| name | add-eval-dataset-config |
| description | Guide for adding and validating evaluation dataset configuration in slime. Use when user wants to configure eval datasets via --eval-config or --eval-prompt-data, add per-dataset overrides, or customize evaluation rollout behavior. |
Add Eval Dataset Config
Configure evaluation datasets in slime with explicit dataset-level overrides and predictable runtime behavior.
When to Use
Use this skill when:
- User asks to add evaluation datasets for periodic eval
- User asks to migrate from
--eval-prompt-data to structured --eval-config
- User asks for per-dataset eval overrides (sampling params, keys, rm_type, metadata)
Step-by-Step Guide
Step 1: Choose Config Entry Method
Supported inputs:
- Structured config file:
--eval-config <yaml>
- Legacy CLI pairs:
--eval-prompt-data <name1> <path1> <name2> <path2> ...
If --eval-interval is set, eval datasets must be configured.
Step 2: Build YAML with Required Fields
Each dataset needs at least:
Example:
eval:
defaults:
n_samples_per_eval_prompt: 1
temperature: 0.7
top_p: 1.0
datasets:
- name: aime
path: /path/to/aime.jsonl
rm_type: math
input_key: prompt
label_key: answer
metadata_overrides:
split: test
Step 3: Understand Override Priority
slime/utils/eval_config.py resolves fields in this order:
- Dataset-level values in
eval.datasets[*]
eval.defaults
- CLI args fallback (for example eval_* or rollout_* fields)
Common overridable fields include:
- Runtime:
n_samples_per_eval_prompt, temperature, top_p, top_k, max_response_len
- Sample keys:
input_key, label_key, tool_key, metadata_key
- Extra:
rm_type, custom_generate_function_path, metadata_overrides
Step 4: Wire Eval Function if Needed
By default, eval uses --eval-function-path (defaults to rollout function path).
Use a separate eval function when inference/eval behavior must differ from training rollout.
Step 5: Validate Parsing and Runtime
- Start with config parsing sanity by running a short launch command.

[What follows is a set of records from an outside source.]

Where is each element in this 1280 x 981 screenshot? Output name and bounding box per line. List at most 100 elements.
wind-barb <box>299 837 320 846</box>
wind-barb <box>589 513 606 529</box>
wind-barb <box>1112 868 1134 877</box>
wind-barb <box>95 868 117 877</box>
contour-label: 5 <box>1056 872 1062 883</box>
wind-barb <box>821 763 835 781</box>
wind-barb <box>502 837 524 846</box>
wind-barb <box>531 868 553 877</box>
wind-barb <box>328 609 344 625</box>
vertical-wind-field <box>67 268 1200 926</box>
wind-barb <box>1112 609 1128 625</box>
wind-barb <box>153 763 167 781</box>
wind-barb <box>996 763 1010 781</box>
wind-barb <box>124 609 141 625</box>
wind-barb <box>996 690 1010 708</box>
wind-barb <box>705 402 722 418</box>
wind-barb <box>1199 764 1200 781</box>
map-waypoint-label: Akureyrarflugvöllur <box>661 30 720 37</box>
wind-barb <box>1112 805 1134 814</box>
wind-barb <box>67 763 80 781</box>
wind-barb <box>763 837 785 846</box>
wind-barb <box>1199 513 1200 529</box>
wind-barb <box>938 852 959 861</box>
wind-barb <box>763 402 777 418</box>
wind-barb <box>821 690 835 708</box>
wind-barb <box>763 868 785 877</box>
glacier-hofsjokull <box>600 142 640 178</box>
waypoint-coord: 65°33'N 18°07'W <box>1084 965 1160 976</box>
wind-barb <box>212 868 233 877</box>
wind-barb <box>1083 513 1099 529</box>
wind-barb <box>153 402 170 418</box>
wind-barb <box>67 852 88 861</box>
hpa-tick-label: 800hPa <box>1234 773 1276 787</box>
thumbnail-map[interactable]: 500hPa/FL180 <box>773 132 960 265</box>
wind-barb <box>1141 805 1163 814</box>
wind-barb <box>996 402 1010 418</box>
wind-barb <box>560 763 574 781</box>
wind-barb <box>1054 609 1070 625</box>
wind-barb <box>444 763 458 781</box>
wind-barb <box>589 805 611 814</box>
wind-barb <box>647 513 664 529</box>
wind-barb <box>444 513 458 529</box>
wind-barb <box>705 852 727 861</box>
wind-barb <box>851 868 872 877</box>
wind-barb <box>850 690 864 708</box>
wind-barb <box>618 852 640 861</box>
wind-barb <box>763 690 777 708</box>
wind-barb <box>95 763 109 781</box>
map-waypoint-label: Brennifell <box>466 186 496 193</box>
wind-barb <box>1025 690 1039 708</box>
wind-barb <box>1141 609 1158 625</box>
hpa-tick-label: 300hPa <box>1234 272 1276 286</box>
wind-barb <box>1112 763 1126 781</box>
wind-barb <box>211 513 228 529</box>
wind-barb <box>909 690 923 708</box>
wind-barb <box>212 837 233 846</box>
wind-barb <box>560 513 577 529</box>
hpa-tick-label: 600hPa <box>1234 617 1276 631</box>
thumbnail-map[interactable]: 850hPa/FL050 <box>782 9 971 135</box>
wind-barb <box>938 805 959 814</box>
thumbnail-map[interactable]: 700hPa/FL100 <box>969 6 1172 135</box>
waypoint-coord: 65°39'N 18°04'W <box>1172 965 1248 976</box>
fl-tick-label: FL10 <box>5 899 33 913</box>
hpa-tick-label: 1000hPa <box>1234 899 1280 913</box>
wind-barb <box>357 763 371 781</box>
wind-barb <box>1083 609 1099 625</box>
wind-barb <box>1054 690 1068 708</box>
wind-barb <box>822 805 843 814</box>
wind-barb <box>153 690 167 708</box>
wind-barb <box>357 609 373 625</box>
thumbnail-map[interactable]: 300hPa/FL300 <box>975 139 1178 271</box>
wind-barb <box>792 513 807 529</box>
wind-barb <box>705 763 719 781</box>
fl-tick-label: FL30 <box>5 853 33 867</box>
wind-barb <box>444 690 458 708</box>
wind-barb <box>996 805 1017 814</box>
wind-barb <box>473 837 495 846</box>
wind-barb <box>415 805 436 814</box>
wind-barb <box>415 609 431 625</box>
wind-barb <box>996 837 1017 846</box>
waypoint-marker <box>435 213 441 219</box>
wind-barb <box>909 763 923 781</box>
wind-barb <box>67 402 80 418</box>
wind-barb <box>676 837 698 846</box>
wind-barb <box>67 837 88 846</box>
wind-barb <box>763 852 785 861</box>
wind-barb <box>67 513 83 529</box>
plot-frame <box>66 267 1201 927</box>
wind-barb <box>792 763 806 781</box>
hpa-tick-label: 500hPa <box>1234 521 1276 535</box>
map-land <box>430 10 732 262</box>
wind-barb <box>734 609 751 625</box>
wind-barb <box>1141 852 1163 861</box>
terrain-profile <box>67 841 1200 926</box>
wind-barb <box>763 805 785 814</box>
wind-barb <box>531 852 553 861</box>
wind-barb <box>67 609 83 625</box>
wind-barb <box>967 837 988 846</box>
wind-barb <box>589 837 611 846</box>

- Confirm dataset entries are loaded into
args.eval_datasets.
- Verify output keys match eval logging/metrics expectations.
Common Mistakes
- Missing
name in dataset entries
- Odd-length
--eval-prompt-data pairs
- Setting
--eval-interval without any eval dataset
- Mixing reward dict outputs without
eval_reward_key configuration
Reference Locations
- Eval config model:
slime/utils/eval_config.py
- Eval config resolution:
slime/utils/arguments.py
- Eval rollout path:
slime/rollout/sglang_rollout.py
- Customization docs:
docs/en/get_started/customization.md